Kopias is hopeful more Hungarians will follow the trend towards mobilisation and participation: “I am absolutely sure the movement will grow. The big question is will it stop here? It is one thing we should send Orban away, but what should come after that? What kind of country do we want?
“We need precise requests, social justice, housing…but at least people have started talking about the details of politics while before they agreed with whatever their party said.”
Still, a large portion of the population views Hungary’s authoritarian drift passively, and is hostile to the same international bodies and states that criticise Orban’s governing style.
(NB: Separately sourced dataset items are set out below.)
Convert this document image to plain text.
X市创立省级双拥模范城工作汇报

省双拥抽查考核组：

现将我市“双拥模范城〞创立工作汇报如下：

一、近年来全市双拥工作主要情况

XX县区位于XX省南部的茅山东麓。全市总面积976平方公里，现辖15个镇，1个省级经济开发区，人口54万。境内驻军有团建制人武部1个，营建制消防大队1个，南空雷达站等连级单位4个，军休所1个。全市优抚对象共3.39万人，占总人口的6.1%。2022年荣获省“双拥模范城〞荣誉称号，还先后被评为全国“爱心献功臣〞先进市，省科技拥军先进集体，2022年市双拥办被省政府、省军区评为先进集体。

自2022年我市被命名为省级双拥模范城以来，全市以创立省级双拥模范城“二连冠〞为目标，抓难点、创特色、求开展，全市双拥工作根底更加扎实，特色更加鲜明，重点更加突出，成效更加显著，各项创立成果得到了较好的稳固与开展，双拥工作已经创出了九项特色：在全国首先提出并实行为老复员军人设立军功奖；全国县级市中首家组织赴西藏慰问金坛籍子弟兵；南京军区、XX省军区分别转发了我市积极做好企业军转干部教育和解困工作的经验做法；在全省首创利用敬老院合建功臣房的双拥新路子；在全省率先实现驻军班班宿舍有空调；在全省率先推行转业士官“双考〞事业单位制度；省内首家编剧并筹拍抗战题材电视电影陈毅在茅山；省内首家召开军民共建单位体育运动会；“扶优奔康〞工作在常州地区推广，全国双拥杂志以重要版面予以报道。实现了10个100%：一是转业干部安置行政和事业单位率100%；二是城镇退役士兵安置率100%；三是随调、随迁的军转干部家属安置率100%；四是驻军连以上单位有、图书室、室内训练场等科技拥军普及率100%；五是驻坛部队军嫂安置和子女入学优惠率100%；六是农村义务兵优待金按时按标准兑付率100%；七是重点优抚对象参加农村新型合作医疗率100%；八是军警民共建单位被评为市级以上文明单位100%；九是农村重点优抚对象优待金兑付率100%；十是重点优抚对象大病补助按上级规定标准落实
Many among them voted for Orban trusting that his ‘unorthodox’ and ‘sovereign’ economic policy will protect them from further painful reforms.
In spite of months of troubling anti-democratic developments in Hungary, outspoken criticism from European Commission President Jose Manuel Barroso and United States Secretary of State Hillary Clinton only came after the prime minister curtailed the independence of the Central Bank this month.
“This gives the impression they are more concerned about the Central Bank than about democracy,” Bozoki tells IPS.
Writing for the weekly HVG, Hungarian philosopher Tamas Gaspar Miklos makes a similar point: “The Hungarian people, so often disappointed, may see in the ‘democratic cause’ nothing more than a decorative icing on the increasingly harsh austerity measured pushed by Western powers worried about financial stability.
“We must not be amazed that Hungarian citizens show little enthusiasm for restoring liberal democracy if that means their own destitution,” the former dissident adds.
Fidesz’s last pieces of legislation are being examined for their compatibility with European law. Hungary may have to partially track down considering it is risking a full-blown debt crisis that only assistance from the International Monetary Fund and the EU may be able to prevent.